Saturday, February 11, 2006
Generative Methodology Glass Bead Games
On using RDF to model web services
Link into the discussion on the Rosen eforum -> [167]
Index to sections
-------- Closed World Assumption verses Open World Assumption
-------- Non-monotonicity vs Monotonicity
-------- Approach to the solution
Notes by Paul in italics
Hi Paul,
as usual, this reply is very verbose and pedantic but it is the only way I am able to give an effective (I hope) explanation to what I think are the answers to your questions. I know someone does not like to be overwhelmed with words, so please, if I am saying something that you already know or that you find straightforward, then skip to the end and proceed backwards to find the motivations of my statements :-) [1]
OK, I am not sure it is not a matter of theory, as you say.

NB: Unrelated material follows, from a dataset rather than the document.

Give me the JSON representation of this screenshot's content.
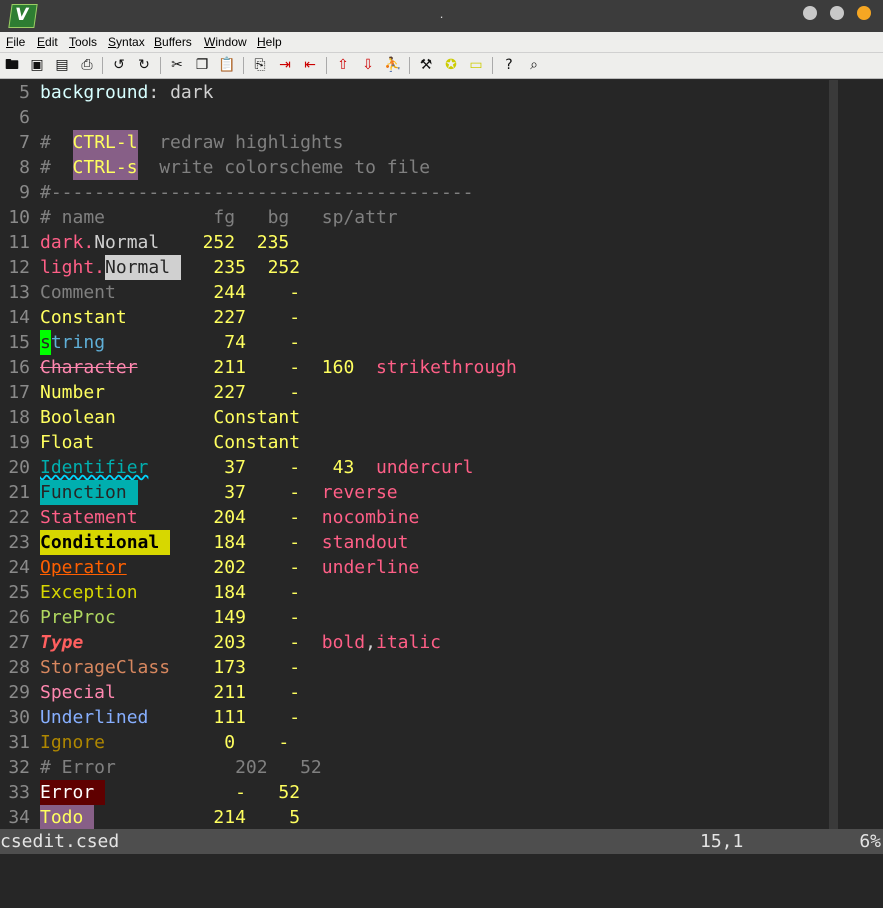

At least two theoretical issues are involved here: the first is monotonicity vs non-monotonicity, and the second is the so-called "Closed World vs Open World Assumption". I will first address them separately, but it will turn out that they actually are intertwined. [2]
Adopting the Closed World Assumption (CWA) means that, by giving a set of statements (an RDF document, say) S and a set of inference rules R (which you can think to be obtained from a set of semantic conditions), you are implicitly specifying a total truth-value assignment to the set of all possible statements P.
Let's call “I” the set of statements that contains all of the statements in S plus all of the statements which can be proved to be true by applying inference rules in R to statements in S (formally, the closure of S w.r.t. R). Then, if the CWA is adopted, any document containing a set of statements defines a *total* function isTrue:P-->{T,F) such that every statement in S' is assigned the truth value "TRUE", and every statement in (P-S') is assigned the truth value "FALSE". There is no "uncertainty".
On the contrary, under the Open World Assumption (OWA), it is never the case that a statement is considered to be "FALSE" just because you cannot prove (or, as a particular case, just because you do not have explicitly asserted) that it is "TRUE". [3]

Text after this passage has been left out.